I’m able to setup a domain name on VLAN1 (mydomain.example)
I’m able to set a name and IP for a device connected (server1, ip:10.10.10.12)
I can PING and do an NSLOOKUP to server1.mydomain.example and i get a reply with the correct IP 10.10.10.12
my problem is that the host in question has a bunch of docker containers running and i would like to be able to setup some aliases for it. example:
plex.mydomain.example → 10.10.10.12
jellyfin.mydomain.example → 10.10.10.12
whatever.mydomain.example → 10.10.10.12
Can (and if yes how) we setup aliases for a static IP with name and domain name ? I looked under root@Route10:/etc/config/dhcp but i dont want to mess anything up on the front end.
For the time being (until we add something like this in the UI), you can use the /cfg/post-cfg.sh script, which will run after every configuration change automatically. This could persist your manual changes through reboots. Of course you will need to be careful with this option.
@Alta-Jeff … small update … looks like after about 48hrs the cnames stop working. if i reboot the router, they all work again. I’ll try next time to just restart dhcp service to see if that will do the trick too.
(not sure if it has to do with the fact that i added some commands to replace the https-dns-proxy)
# Remove existing configurations
while uci -q delete https-dns-proxy.@https-dns-proxy[0]; do :; done
# NextDNS for LAN
uci set https-dns-proxy.lan=https-dns-proxy
uci set https-dns-proxy.lan.listen_addr='127.0.0.1'
uci set https-dns-proxy.lan.listen_port='5053'
uci set https-dns-proxy.lan.resolver_url='https://dns.nextdns.io/xxxxx'
uci set https-dns-proxy.lan.bootstrap_dns='45.90.30.0,45.90.28.0'
# Commit and restart the service
uci commit https-dns-proxy
/etc/init.d/https-dns-proxy restart
Check the logs to see if any updated configurations came in from the controller, but if there weren’t any, there’s not reason why cnames would stop resolving.

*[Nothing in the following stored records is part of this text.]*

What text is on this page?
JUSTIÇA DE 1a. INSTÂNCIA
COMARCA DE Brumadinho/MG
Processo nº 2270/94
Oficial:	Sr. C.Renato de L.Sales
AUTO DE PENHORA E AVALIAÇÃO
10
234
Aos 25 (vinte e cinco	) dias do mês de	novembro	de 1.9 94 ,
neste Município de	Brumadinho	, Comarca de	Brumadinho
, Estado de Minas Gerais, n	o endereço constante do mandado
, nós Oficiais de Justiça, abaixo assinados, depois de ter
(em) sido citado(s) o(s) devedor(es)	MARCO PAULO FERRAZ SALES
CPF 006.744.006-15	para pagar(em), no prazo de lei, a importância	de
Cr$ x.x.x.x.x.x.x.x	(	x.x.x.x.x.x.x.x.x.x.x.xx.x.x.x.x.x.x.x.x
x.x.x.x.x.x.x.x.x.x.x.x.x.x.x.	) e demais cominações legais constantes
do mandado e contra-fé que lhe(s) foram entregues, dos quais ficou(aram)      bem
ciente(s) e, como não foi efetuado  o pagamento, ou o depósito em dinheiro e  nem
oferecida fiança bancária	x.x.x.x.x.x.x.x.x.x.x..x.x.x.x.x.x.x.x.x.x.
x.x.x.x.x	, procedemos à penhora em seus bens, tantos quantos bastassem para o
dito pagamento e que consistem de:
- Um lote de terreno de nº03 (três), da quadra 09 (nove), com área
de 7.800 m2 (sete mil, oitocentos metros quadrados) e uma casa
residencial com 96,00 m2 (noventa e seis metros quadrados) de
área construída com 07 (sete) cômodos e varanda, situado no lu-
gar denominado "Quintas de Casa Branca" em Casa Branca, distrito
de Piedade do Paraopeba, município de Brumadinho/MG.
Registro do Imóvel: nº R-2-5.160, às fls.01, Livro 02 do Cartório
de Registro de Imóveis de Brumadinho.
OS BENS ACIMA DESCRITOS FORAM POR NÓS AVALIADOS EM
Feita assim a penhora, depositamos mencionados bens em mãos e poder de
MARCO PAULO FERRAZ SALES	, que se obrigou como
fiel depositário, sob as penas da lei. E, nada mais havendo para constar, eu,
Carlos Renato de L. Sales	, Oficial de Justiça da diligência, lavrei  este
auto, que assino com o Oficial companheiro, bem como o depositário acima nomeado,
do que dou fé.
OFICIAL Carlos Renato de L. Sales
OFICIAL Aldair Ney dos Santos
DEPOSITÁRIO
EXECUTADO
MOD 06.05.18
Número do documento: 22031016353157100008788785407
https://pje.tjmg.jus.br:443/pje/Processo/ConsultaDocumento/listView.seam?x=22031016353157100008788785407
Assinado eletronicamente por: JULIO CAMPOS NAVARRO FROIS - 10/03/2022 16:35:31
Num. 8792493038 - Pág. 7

You can also look at the /var/etc/dnsmasq* configuration to make sure the cnames are still in there, and try restarting just dnsmasq (/etc/init/dnsmasq restart) to see if it it is reloading the config incorrectly.
@Alta-Jeff … some issue I discovered while using the /cfg/post-cfg.sh script …
every time im making a change in gui … I’m loosing the changes that the script did (in this case cnames don’t work anymore).
/etc/config/dhcp still has my changes, but I cannot access any of the cnames.
if I reboot route10, everything works again.
@erpn7 You could add some “echo $(date) adding to dhcp config >>/tmp/dhcp.log” lines in to your script to debug what’s going on. Most likely dnsmasq needs to be restarted after you make your custom changes to /etc/config/dhcp.
the file didn’t exist and the script created the file, but It only added the date and some text I told it to add; no other rows were added on that /tmp/dhcp.log file
however: service dnsmasq restart
fixed the issue without route10 reboot.